The roots of a cubic equation of the form $x^3+px+q=0$ are given by,
$\sqrt[3]{-\dfrac{q}{2}+\sqrt{\dfrac{q^2}{4}+\dfrac{p^3}{27}}}+\sqrt[3]{-\dfrac{q}{2}-\sqrt{\dfrac{q^2}{4}+\dfrac{p^3}{27}}}\tag{1}$$ \omega\left(\sqrt[3]{-\dfrac{q}{2}+\sqrt{\dfrac{q^2}{4}+\dfrac{p^3}{27}}}\right)+\omega^2\left(\sqrt[3]{-\dfrac{q}{2}-\sqrt{\dfrac{q^2}{4}+\dfrac{p^3}{27}}}\right)\tag{2}$$\omega^2\left(\sqrt[3]{-\dfrac{q}{2}+\sqrt{\dfrac{q^2}{4}+\dfrac{p^3}{27}}}\right)+\omega\left(\sqrt[3]{-\dfrac{q}{2}-\sqrt{\dfrac{q^2}{4}+\dfrac{p^3}{27}}}\right)\tag{3}$
What's left is solving the cubic $x^3+x+1=0$ using the above formulas and finding which among them is real and whether it is rational or irrational. I leave that to you.
Second Question
What you have described as your proof is really not a proof. It can be said to be a sketch of the proof. For example, you said that,

...Using that theorem the possible rationals roots are $1$ and $-1$, but none of them work.

It isn't illogical to ask,

How exactly does the theorem lets you conclude that the only possible rational roots are $1$ and $-1$?

To answer this you have to prove your conclusion. To be precise, what your argument lacks is elaboration. Otherwise, your argument is fine.
In short, when you are writing proofs, imagine that you are writing it for someone who wants to have a clear picture of your argument from your proof.
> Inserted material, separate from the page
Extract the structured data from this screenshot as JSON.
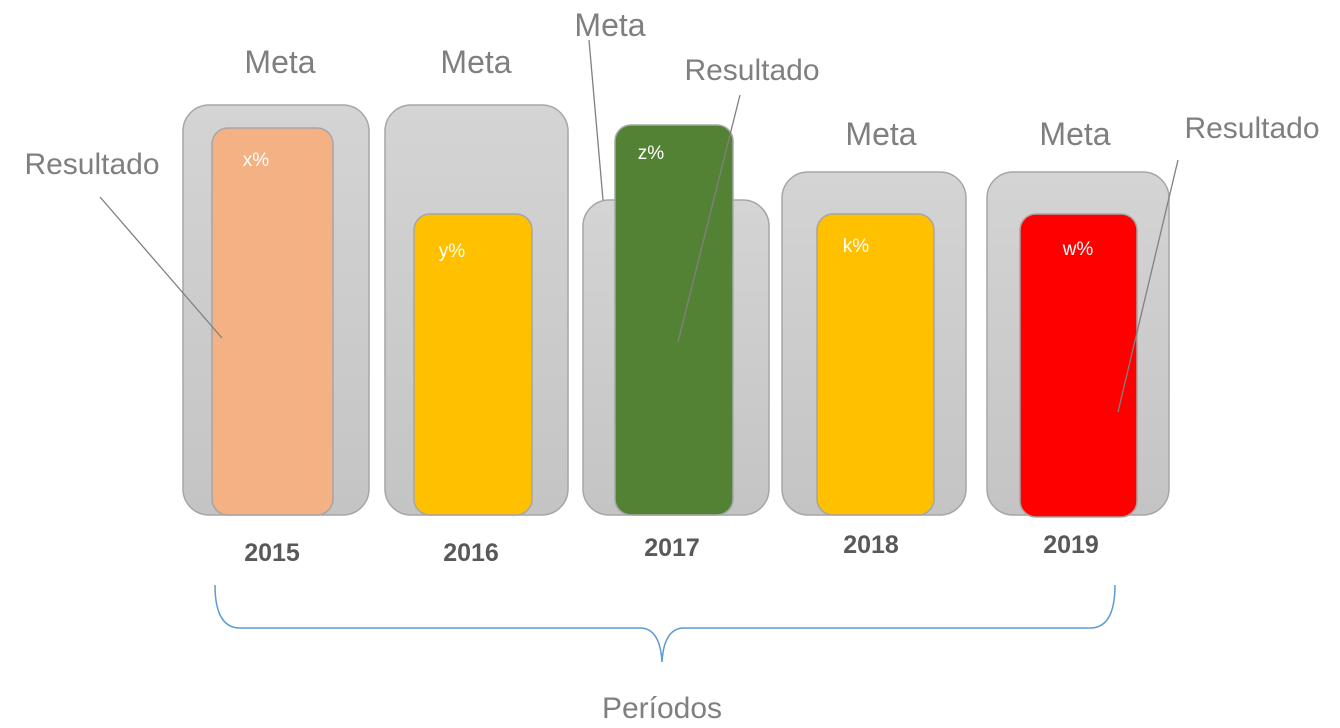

Your job will be to make it as clear and as rigorous as possible.
For example, you may have written the proof as follows,

A real root always  exists since the degree of the equation is odd.
The only way that I have found how to prove it is using the Rational Root theorem. Which tells us that...(insert a brief statement of the Rational Root Theorem here).
Using this theorem the possible rationals roots are $1$ and $-1$, but none of them work. Since $f(x)=x^3+x+1\implies f(1)=3\ne 0$ and $f(-1)=1\ne 0$.
Hence the real root has to be irrational.